Return value: [[at_loc,[[spec,name],[head,geneva]]],[head,meeting],[spec,the_last]]

Global value: []

Syn features: []

Parse tree:

/ lex(np)
| np [GENERAL_ENG:2026-2044]
| / np [GENERAL_ENG:1849-1863]
| | / d lex(the) lex(last) [GEN_ENG_LEX:355-355]
| | | nbar [GENERAL_ENG:2071-2083]
| | \ n lex(meeting) [CALENDAR_LEX:88-89]
| | post_mods [GENERAL_ENG:1591-1680]
| | / pp [GENERAL_ENG:1747-1765]
| | | / p lex(in) [CALENDAR_LEX:151-151]
| | | | np [GENERAL_ENG:1955-1963]
| | | \ name lex(geneva) [GENERATED_NAMES:41-41]
\ \ \ post_mods null [GENERAL_ENG:1410-1416]

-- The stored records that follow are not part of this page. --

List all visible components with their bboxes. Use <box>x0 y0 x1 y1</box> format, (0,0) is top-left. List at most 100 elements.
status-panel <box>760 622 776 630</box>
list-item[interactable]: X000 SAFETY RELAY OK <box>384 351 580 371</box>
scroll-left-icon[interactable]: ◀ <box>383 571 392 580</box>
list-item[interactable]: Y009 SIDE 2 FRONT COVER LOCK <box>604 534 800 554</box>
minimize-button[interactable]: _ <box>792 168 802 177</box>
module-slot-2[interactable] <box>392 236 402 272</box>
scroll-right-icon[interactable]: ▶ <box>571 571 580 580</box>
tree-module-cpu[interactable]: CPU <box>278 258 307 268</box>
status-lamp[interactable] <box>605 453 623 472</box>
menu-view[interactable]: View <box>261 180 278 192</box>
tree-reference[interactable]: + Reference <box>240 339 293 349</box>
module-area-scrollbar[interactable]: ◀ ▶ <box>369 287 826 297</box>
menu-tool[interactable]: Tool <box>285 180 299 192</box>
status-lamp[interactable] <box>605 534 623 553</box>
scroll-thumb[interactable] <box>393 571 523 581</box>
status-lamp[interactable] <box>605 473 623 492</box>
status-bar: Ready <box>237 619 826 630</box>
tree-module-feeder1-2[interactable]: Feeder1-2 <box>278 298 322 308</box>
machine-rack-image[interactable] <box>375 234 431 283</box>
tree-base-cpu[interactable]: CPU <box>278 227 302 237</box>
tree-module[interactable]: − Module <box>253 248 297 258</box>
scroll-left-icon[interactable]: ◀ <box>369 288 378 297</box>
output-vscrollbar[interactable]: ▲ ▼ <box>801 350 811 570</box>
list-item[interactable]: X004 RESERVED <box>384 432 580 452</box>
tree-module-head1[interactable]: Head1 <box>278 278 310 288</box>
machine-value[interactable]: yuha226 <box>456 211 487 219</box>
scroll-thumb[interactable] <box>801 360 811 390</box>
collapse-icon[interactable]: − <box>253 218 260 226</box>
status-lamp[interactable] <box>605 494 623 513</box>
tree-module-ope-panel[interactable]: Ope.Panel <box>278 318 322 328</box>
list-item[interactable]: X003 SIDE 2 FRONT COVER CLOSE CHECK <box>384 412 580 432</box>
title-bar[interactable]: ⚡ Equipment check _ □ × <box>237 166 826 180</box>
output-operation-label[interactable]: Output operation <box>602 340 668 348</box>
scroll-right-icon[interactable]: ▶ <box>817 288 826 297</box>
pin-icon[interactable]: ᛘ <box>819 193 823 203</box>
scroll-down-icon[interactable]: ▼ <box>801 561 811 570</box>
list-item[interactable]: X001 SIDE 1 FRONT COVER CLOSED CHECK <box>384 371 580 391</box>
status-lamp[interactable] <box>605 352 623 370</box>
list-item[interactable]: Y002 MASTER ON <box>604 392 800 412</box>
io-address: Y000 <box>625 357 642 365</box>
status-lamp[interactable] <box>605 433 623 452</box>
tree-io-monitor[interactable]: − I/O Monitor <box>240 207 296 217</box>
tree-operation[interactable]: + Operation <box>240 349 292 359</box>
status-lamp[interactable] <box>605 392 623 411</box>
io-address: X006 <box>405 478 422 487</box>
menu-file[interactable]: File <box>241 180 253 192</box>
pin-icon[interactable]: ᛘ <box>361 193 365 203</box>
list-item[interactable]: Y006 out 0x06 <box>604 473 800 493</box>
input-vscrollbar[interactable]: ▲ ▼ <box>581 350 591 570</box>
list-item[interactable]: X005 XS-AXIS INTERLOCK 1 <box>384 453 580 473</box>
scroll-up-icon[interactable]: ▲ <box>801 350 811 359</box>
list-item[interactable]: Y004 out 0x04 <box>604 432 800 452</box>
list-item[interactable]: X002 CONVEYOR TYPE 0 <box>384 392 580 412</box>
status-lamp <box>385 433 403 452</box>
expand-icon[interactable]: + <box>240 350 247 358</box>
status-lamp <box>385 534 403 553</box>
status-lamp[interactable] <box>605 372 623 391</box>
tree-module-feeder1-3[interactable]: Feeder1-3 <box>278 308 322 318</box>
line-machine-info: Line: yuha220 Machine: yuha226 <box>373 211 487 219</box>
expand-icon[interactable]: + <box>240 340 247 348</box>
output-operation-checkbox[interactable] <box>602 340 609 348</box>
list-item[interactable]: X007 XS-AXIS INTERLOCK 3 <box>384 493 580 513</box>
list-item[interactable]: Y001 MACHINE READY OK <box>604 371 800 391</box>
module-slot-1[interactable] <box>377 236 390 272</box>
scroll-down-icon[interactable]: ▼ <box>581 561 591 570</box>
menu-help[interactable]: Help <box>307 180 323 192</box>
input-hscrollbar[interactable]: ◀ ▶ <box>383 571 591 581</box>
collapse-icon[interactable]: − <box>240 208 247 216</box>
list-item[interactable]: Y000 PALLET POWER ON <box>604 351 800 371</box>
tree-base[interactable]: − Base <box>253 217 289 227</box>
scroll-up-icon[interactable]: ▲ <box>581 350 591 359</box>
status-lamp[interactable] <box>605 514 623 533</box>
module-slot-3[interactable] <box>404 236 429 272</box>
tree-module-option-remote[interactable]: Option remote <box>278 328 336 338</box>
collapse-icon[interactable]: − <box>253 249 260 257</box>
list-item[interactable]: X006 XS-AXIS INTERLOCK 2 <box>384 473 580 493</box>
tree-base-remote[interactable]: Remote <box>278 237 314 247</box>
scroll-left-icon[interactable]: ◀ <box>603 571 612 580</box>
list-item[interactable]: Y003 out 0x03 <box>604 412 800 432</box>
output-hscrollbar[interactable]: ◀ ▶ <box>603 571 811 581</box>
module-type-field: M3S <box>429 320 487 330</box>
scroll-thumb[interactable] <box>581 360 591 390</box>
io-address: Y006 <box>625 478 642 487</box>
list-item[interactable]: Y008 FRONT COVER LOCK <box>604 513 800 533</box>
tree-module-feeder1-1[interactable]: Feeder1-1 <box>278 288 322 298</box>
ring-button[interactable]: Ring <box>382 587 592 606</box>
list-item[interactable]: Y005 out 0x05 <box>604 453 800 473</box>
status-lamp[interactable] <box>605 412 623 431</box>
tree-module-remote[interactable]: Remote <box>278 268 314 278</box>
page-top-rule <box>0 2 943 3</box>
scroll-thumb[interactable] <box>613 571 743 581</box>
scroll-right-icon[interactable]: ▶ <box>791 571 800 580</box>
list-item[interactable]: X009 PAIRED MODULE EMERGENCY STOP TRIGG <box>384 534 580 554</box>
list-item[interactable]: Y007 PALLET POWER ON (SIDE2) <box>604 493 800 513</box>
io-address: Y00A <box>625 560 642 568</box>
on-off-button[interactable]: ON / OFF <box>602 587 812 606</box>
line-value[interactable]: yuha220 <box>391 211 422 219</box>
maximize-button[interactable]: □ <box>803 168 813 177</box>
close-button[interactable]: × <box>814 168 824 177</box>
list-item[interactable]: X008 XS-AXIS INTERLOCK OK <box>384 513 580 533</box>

------------------------------- FILES -------------------------------

CALENDAR_DUMMY_TOP_LEVEL_RULES: c:/cygwin/home/speech/regulus/examples/calendar/generated/calendar_dummy_top_level_rules.regulus
CALENDAR_LEX: c:/cygwin/home/speech/regulus/examples/calendar/regulus/calendar_lex.regulus
GENERAL_ENG: c:/cygwin/home/speech/regulus/grammar/general_eng.regulus
GENERATED_NAMES: c:/cygwin/home/speech/regulus/examples/calendar.regulus
GEN_ENG_LEX: c:/cygwin/home/speech/regulus/grammar/gen_eng_lex.regulus

Semantic triples: []

No preferences apply

I should be able to improve this a little, in particular by adding some functionality to display the features on the non-top constituent as well as the semantics, but hopefully the existing version will already be quite useful.